“I know. He doesn’t hide it or anything. He pretty much told me what he wanted when we started dating,” Shawna explained. “I don’t have anything I want to do besides have a family and stuff like that, so it works for me. It was never going to work for you. I know that Joel told you he was fine with the two-career thing, but I knew he was lying. At first I thought maybe he was lying to himself, but then I realized what he really wanted.”
“To get close to my dad.” She’d figured that out, too.
“Your dad helped him move up quickly.” Shawna crossed her legs, one ridiculously high heel bouncing. She glanced over to the table where Roxie’s parents were sitting with Brian and then lowered her voice. “Did you ever wonder why your dad didn’t use those favors for you?”
“What do you mean?”
“I mean a man only has so many favors he can call in. He’s the reason Brian got transferred. He wasn’t going to move up with the captain he was under. So your dad pulled some strings to get him moved to a precinct where he could have more upward mobility. Why didn’t he do the same for you?”
She hadn’t known her father had been behind Brian’s move. She’d been told he’d earned it by breaking a couple of major cases. The trouble was she’d also heard rumors that her brother had merely been there when the cases resolved. It wasn’t too strange a story. It happened a lot. Some beat cop did the work and a detective took the credit.
But why should credit matter? It didn’t here. They helped each other here because there were so few of them. She hadn’t thought a thing about taking Major’s call the night before so he could handle the potentially much more important call. There wasn’t credit to be taken here. There was merely the job to do, partners to take care of.
However, she could think of a few reasons why her father wouldn’t use his precious capital. “I didn’t want to leave my team. I wanted my CO to be fired because he was a sexually harassing jerk of a man who didn’t deserve his badge. In fact, it was a transfer that got me to walk out.”
Shawna’s eyes focused on her. “But what would you have said if you could have moved to Brooklyn? To your granddad’s precinct?”
“That wasn’t what they offered me. Not they. Joel. He transferred me to Staten Island. No disrespect to them, but my talents would have been wasted there.”
“And they’re not here?” Shawna waved that off. “All I’m saying is I wonder if you would have had a different reaction if they’d offered to move you to the place you always wanted to be. I happen to know a couple of cops from that precinct, and they would have killed to have you. But Joel wanted to live in Manhattan.”
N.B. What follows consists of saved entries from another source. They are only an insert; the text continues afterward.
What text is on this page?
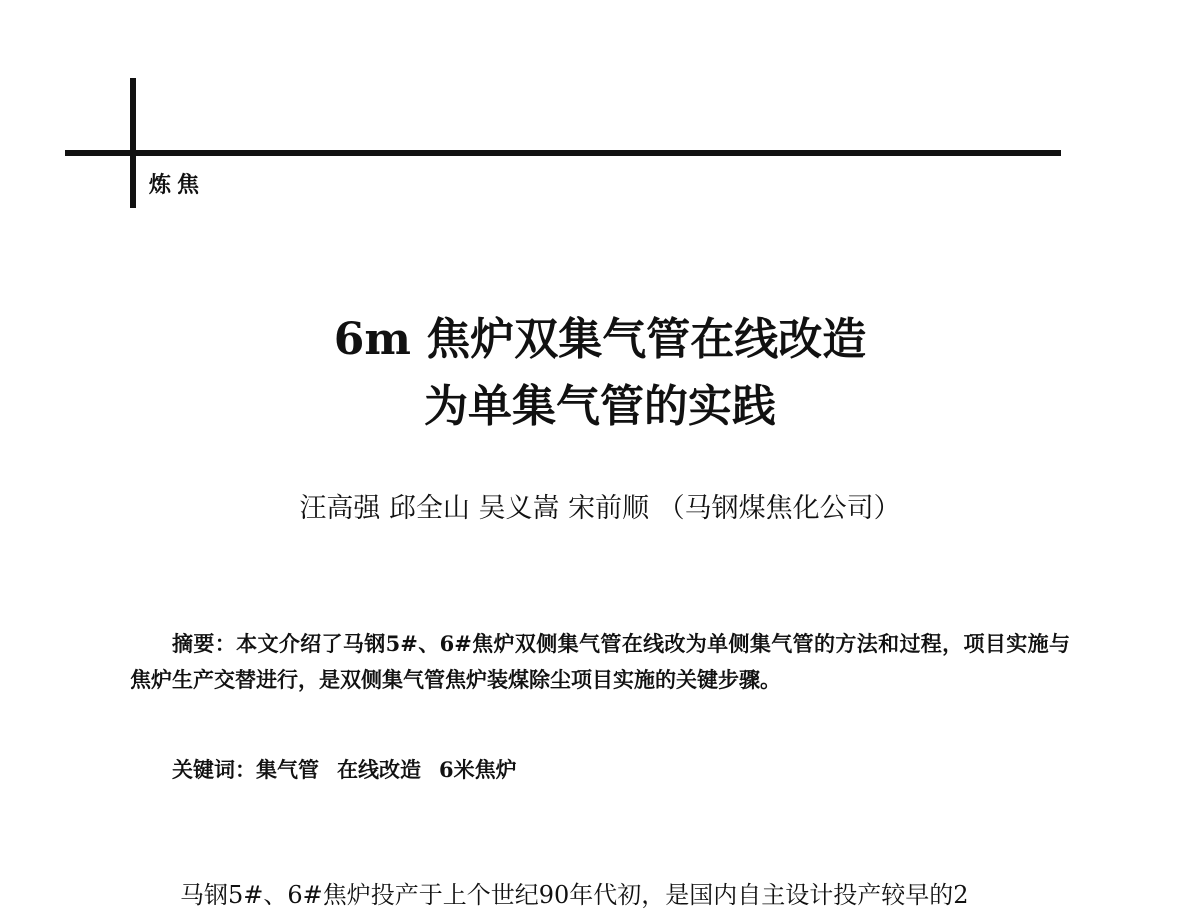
炼焦
6m 焦炉双集气管在线改造
为单集气管的实践
汪高强 邱全山 吴义嵩 宋前顺 （马钢煤焦化公司）
摘要：本文介绍了马钢5#、6#焦炉双侧集气管在线改为单侧集气管的方法和过程，项目实施与焦炉生产交替进行，是双侧集气管焦炉装煤除尘项目实施的关键步骤。
关键词：集气管 在线改造 6米焦炉
马钢5#、6#焦炉投产于上个世纪90年代初，是国内自主设计投产较早的2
Plenty of people commuted. “What you’re saying is Joel wanted a wife who wouldn’t hurt his career. It doesn’t matter. I can’t go back and change things. I can’t tell my younger self, Don’t marry the douchebag who’ll have far more contact with your family after your divorce than you will.”
Shawna leaned forward. “It might be hard for you to believe, but Brian isn’t friendly with him. I know it looks like he abandoned you, but he didn’t want to. You didn’t even tell him you were quitting.”
She glanced over at her brother. Should she have talked to him?
“Roxanne, Shawna,” her mother called out. “Come over here. Seraphina made appetizers and they’re delicious. The shrimp here is excellent.”
Shawna’s nose wrinkled. “I don’t like the food here. It’s so spicy. All I want is a Frappuccino.”
Still, she got up and dutifully walked over to the outdoor dining table. Roxanne looked over to where Zep was laughing at something Harry said. Could she go join them instead? She sighed and followed her soon-to-be sister-in-law.
“That’s because they were swimming in the Gulf a couple of hours ago,” she told her mother as she sat down.
“Well, all the food here so far has been very good,” her father said.
Her mother took a sip of her wine. “I don’t know. It’s spicy. Roxanne, how did you cope with it?”
She’d coped because she’d had Zep slowly introducing her to it. I wanted to make sure you could always have something to eat. “I got used to it over time. It doesn’t hurt that Zep’s family owns a restaurant. I got to try a lot of things.”
Her mother’s eyes strayed Zep’s way. “Yes, his family seems interesting. His mother is definitely a character. She was here earlier to see her grandson, and she told me all about the two of you.”
Dear lord. What had Delphine said? She would only have been trying to help, but Delphine had a vivid imagination.